Ehud Barak, Israel’s former prime minister, shared Power’s cautious optimism about the president’s willingness to jump into conflict.
“Trump is so central to everything that’s going to happen in Ukraine, in the Middle East.” He also praised the Israeli and American strikes on Iran’s nuclear enrichment program this summer, calling them a “formative moment for the Middle East.”
Participants also celebrated the release of Israeli hostages, while acknowledging the fragility of the peace agreement and the unlikelihood of reaching a consensus on how Gaza will be governed.
“I don’t see any country in the world raising its hand to say it will provide the 20,000 force” requested to ensure security, with Hamas fighters unwilling to lay down their arms, Petraeus noted.
The group described a global order that has lost its way in the face of wars, humanitarian crises, technological change, economic instability and a volatile American president.
Trump’s embrace of Saudi Crown Prince Mohammed bin Salman during a recent visit to the White House received mixed reviews.

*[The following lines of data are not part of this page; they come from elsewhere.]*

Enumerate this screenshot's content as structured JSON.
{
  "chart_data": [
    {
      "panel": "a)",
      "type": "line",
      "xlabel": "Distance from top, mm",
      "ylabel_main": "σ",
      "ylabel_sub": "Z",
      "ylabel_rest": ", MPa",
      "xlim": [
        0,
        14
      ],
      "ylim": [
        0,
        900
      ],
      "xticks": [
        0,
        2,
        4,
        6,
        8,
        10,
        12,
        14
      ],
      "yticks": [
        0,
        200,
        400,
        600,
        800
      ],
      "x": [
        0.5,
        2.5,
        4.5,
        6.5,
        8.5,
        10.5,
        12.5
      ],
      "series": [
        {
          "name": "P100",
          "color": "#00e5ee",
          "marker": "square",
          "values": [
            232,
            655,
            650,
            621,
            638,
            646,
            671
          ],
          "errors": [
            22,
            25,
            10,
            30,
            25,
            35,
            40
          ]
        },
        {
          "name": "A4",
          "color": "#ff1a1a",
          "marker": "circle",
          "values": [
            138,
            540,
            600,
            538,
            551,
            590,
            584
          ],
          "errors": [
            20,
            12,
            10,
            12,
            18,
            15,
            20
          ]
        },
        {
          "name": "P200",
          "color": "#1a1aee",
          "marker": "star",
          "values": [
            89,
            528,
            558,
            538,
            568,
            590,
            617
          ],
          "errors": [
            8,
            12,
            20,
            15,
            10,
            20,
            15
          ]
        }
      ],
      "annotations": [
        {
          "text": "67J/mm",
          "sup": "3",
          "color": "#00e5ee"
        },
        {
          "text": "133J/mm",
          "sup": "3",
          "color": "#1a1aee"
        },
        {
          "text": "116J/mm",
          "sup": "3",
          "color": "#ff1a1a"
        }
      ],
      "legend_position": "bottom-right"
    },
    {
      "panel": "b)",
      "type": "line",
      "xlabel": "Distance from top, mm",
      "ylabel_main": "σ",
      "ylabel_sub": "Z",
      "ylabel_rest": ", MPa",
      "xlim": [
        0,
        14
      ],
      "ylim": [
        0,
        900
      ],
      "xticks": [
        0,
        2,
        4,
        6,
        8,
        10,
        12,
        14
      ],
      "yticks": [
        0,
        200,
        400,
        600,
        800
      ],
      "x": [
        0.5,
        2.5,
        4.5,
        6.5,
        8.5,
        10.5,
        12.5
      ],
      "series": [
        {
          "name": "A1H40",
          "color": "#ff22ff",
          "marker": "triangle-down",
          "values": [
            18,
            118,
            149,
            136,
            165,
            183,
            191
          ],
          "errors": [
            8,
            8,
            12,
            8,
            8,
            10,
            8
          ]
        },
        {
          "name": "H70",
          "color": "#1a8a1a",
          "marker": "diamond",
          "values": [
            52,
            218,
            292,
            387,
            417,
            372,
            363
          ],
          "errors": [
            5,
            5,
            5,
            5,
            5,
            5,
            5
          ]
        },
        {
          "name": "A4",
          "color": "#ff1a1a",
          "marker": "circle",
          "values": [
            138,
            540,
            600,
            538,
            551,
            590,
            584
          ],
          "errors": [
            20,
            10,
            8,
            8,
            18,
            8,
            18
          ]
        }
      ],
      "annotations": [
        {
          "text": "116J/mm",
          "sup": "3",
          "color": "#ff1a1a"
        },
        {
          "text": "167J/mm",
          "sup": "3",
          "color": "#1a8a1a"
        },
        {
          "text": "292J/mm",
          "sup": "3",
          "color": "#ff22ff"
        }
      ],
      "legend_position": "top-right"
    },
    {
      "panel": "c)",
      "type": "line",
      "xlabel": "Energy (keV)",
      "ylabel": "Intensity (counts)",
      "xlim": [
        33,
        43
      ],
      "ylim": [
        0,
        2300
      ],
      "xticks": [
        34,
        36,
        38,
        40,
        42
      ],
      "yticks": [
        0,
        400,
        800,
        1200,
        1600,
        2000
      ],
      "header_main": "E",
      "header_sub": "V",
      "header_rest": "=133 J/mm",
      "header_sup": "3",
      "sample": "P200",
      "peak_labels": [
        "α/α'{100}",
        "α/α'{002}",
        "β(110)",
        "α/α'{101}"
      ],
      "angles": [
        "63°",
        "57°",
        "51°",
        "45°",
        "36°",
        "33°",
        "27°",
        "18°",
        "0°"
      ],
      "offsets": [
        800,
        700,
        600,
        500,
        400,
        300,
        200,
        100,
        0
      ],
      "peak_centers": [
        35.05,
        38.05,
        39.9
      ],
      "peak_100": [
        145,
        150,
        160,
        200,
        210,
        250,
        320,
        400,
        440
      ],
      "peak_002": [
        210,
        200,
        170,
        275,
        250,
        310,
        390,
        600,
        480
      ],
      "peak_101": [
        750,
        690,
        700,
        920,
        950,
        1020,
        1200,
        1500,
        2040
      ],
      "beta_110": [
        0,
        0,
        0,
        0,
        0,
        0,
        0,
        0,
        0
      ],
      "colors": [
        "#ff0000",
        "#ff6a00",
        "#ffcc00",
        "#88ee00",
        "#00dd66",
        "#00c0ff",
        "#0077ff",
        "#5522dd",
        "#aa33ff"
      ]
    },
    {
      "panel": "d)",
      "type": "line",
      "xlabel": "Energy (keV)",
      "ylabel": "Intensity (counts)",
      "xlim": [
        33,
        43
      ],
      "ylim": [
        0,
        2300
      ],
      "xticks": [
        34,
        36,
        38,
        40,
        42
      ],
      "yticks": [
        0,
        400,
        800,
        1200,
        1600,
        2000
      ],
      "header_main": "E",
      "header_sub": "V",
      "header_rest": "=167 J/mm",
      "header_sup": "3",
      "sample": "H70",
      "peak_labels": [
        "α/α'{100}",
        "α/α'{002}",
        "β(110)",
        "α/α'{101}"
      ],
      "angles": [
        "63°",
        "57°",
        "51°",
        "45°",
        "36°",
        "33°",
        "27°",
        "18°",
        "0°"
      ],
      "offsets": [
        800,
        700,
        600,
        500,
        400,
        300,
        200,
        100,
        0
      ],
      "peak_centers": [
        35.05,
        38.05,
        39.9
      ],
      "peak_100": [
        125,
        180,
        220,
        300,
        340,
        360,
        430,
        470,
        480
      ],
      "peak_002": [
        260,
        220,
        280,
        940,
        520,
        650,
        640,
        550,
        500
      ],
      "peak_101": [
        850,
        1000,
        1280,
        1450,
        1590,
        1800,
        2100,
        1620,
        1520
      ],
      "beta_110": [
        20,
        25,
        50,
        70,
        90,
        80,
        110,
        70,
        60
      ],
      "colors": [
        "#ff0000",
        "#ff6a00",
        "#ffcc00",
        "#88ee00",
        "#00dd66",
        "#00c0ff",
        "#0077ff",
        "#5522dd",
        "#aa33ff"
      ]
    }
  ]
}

But Power said the visit had a positive outcome in directing the president’s attention to the crisis in Sudan. “This is what life is like in this complicated multipolar world,” she said. “Find those zones of cooperation.”
Main points of the debate
— In the current multipolar global order of regional networks, countries have become less dependent on the United States as a center for trade and diplomatic collaboration.
— Trump’s punitive tariffs and erratic diplomacy have alienated allies and partners, damaging the United States’ long-term relationship with China.
— The Trump administration has achieved some foreign policy successes in the Middle East, but it has also undermined American legitimacy and security.